Since a capacitor can stop current when fully charged, it limits current and offers another form of AC resistance; Ohm’s law for a capacitor is
$I = \frac{V}{X_{C}},$
where $V$ is the rms voltage across the capacitor.
$X_{C}$ is defined to be the capacitive reactance, given by
$X_{C} = \frac{1}{2π fC} .$
$X_{C}$ has units of ohms and is greatest at low frequencies.

6.12 RLC Series AC Circuits

The AC analogy to resistance is impedance $Z,$ the combined effect of resistors, inductors, and capacitors, defined by the AC version of Ohm’s law:
$I_{0} = \frac{V_{0}}{Z} or I_{rms} = \frac{V_{rms}}{Z},$
where $I_{0}$ is the peak current and $V_{0}$ is the peak source voltage.

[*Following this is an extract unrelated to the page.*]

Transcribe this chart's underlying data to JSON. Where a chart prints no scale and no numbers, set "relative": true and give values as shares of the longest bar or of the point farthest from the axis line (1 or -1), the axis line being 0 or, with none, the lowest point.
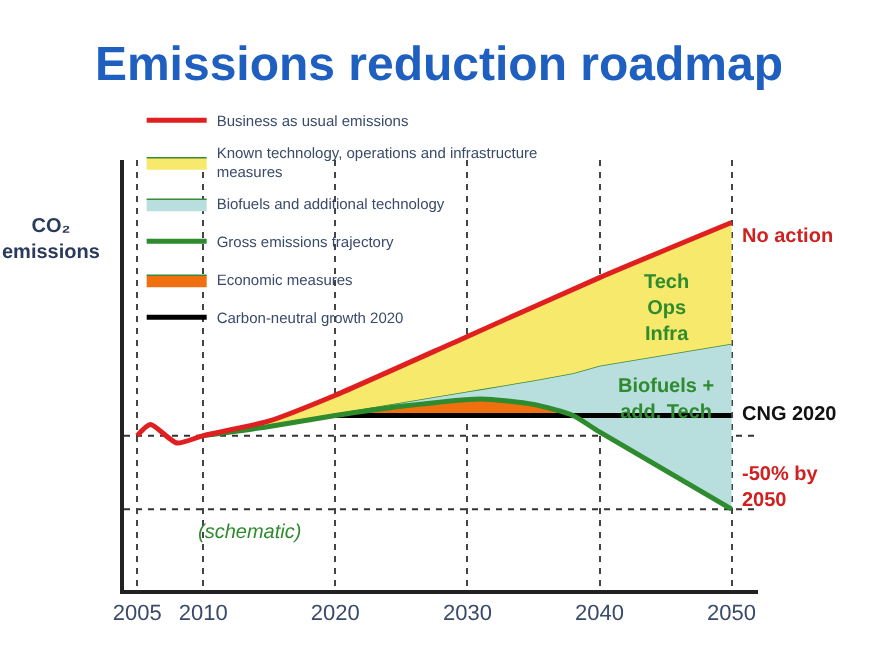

Impedance has units of ohms and is given by $Z = \sqrt{R^{2} + (X_{L} - X_{C})^{2}} .$
The resonant frequency $f_{0},$ at which $X_{L} = X_{C},$ is
$f_{0} = \frac{1}{2π \sqrt{LC}} .$
In an AC circuit, there is a phase angle $ϕ$ between source voltage $V$ and the current $I,$ which can be found from
$cos ϕ = \frac{R}{Z} .$
$ϕ = 0º$ for a purely resistive circuit or an RLC circuit at resonance.
The average power delivered to an RLC circuit is affected by the phase angle and is given by
$P_{ave} = I_{rms} V_{rms} cos ϕ;$
$cos ϕ$ is called the power factor, which ranges from 0 to 1.